When taking a look at the results, it’s important to remember that this represents a very compartmentalized snapshot of the translation profession; 979 out of 8,700 people who received the survey responded (ATA’s current membership is about 10,000) and the ATA is certainly not representative of all working translators, even within the U.S.
That being said, I found that some of the statistics corroborated my own theories about trends in the industry, while others really surprised me. For example, my own hunch about the level of education required to enter the translation industry turned out to be correct: only about 7% of the survey’s respondents have less than a Bachelor’s degree (so much for Parade magazine’s touting translation as a “no college degree required” profession!) and over half have a Master’s or higher.
I was surprised by how much the average full-time freelancer’s income has risen (to slightly over $60,000, a figure that I think is quite achievable by translators who have excellent language skills and are willing to market aggressively), but also by the fact that translation company owners earn an average of slightly over $67,000, which seemed low to me when offset by the added responsibility and constraints of running an agency.
The highest and lowest-paid language combinations were also interesting; English>Arabic and English>Danish topped the list, while English>Italian and English>Portuguese came in last when ranked by per-word rate, and Chinese>English and English>Chinese commanded the highest hourly rates.
In addition to the yearly average earnings that the compensation survey cites, I would be interested to know how those earnings break down in terms of the hours that the individual works each year.

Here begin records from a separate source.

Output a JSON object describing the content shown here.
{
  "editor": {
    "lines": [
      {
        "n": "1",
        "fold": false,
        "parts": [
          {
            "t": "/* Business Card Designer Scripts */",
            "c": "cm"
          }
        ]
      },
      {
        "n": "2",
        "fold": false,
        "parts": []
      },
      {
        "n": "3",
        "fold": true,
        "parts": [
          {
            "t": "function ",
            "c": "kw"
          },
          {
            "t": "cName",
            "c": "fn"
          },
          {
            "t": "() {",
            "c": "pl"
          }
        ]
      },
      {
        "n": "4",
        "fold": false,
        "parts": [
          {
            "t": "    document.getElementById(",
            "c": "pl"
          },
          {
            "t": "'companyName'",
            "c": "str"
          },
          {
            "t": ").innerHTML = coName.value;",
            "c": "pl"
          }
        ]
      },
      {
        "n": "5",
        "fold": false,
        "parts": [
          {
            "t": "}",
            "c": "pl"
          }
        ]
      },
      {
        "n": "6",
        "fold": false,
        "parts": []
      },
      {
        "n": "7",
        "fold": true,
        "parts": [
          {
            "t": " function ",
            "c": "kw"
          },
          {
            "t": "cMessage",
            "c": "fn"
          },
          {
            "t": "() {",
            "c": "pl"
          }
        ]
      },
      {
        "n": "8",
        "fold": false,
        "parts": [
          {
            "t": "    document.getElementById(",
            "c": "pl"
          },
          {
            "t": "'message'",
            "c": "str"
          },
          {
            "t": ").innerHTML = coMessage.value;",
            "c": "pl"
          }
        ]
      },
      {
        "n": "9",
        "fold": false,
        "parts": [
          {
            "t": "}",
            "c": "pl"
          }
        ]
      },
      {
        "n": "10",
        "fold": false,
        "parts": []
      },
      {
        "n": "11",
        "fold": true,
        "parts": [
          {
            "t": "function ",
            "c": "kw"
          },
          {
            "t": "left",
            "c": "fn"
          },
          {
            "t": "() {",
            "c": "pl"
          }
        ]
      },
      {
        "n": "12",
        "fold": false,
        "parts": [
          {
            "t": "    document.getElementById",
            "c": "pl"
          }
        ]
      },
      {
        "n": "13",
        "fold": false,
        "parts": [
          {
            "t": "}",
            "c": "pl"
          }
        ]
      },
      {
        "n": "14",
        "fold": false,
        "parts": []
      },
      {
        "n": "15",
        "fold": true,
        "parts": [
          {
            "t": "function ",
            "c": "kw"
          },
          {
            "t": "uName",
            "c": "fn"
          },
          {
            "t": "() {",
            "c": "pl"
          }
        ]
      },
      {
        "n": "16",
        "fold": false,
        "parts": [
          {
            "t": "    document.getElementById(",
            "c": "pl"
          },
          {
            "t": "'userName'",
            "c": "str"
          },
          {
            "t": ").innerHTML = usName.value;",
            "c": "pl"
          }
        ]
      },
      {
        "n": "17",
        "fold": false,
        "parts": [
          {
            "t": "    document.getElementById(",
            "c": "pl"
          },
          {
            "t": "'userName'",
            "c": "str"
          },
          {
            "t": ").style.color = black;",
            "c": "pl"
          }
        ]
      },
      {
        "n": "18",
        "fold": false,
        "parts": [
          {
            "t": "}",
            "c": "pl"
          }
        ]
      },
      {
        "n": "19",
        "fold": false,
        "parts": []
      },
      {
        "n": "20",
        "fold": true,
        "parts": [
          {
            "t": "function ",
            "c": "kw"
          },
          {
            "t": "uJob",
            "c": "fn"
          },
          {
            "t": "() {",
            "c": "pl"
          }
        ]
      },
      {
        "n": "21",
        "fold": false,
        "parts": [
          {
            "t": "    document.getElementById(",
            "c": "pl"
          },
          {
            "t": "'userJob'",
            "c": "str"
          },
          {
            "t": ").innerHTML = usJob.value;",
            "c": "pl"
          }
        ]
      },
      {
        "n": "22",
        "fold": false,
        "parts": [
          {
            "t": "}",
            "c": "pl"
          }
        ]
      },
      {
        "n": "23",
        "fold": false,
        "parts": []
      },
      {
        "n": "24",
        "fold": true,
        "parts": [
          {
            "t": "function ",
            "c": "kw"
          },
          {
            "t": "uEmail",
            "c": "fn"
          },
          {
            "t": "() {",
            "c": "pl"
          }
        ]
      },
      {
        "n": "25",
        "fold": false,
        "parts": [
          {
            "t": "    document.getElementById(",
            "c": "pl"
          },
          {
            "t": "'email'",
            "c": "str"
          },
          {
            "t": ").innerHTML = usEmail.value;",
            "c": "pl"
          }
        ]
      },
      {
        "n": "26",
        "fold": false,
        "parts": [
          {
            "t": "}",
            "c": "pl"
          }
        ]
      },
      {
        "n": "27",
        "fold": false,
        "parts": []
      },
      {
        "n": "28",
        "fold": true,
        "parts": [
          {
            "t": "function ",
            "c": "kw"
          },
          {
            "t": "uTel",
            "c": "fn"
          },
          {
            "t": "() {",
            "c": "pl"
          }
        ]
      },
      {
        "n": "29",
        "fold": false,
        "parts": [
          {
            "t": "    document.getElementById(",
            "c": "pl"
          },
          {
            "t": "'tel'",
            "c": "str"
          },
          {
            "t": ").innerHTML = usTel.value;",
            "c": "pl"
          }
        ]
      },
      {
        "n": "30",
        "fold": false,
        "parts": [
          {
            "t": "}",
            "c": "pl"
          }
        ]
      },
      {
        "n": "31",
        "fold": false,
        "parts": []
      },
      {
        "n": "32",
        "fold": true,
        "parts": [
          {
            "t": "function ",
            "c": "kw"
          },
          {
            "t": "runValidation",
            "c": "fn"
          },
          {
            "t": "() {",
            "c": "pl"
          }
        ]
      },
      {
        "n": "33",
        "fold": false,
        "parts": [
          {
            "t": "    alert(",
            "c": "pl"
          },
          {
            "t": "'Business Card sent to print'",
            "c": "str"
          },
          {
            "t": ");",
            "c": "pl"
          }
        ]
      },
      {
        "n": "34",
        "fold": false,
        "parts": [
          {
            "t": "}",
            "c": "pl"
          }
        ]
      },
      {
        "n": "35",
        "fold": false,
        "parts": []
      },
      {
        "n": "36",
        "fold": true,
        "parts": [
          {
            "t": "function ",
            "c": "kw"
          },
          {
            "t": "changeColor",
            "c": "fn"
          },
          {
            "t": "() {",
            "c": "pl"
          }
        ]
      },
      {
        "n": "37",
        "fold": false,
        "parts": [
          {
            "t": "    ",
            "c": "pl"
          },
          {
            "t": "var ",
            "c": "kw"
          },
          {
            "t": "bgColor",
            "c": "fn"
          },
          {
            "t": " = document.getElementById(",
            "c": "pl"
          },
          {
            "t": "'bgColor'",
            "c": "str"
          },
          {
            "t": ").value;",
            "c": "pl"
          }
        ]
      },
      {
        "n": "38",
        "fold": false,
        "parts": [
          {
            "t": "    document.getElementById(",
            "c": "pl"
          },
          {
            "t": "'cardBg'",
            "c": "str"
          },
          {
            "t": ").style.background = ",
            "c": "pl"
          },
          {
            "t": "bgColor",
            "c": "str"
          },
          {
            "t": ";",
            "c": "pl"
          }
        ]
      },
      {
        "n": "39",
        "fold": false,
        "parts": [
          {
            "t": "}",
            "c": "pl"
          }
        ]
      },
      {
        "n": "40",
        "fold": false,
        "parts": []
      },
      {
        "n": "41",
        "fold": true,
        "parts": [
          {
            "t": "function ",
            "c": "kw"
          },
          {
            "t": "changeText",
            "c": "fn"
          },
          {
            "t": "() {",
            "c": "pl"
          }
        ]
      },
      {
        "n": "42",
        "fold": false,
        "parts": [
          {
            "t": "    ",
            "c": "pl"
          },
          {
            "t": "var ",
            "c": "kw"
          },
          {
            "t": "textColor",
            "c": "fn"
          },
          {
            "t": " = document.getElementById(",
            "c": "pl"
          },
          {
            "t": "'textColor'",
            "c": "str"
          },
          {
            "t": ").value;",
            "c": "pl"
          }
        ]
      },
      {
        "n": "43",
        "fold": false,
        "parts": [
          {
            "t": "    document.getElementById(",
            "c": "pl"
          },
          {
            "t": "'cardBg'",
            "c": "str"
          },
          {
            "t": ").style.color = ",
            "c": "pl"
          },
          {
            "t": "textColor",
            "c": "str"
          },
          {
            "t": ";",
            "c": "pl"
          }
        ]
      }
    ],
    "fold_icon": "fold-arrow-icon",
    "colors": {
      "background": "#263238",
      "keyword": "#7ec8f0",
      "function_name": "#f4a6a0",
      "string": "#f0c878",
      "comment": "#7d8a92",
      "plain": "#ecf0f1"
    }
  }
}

For example, when looking at the average earnings of full-time in house and freelance translators (approximately equal, with in-house translators earning a little below 60K and freelancers a little above 60K), my assumption is often that the in-house translator has to work more hours for essentially the same money. Admittedly, this is based on my own tendency to take at least four completely work-free weeks of vacation each year and at least two additional weeks where I might work a couple of hours a day. In addition, my average work week is probably closer to 30 hours rather than the 45 or 50 that most in-house employees are probably working.
However, it’s likely that many freelancers work that much, say 2,000 hours a year or more, which then makes the in-house and freelance earnings figures much more comparable. It’s an interesting topic, and I’m looking forward to learning more from the full report.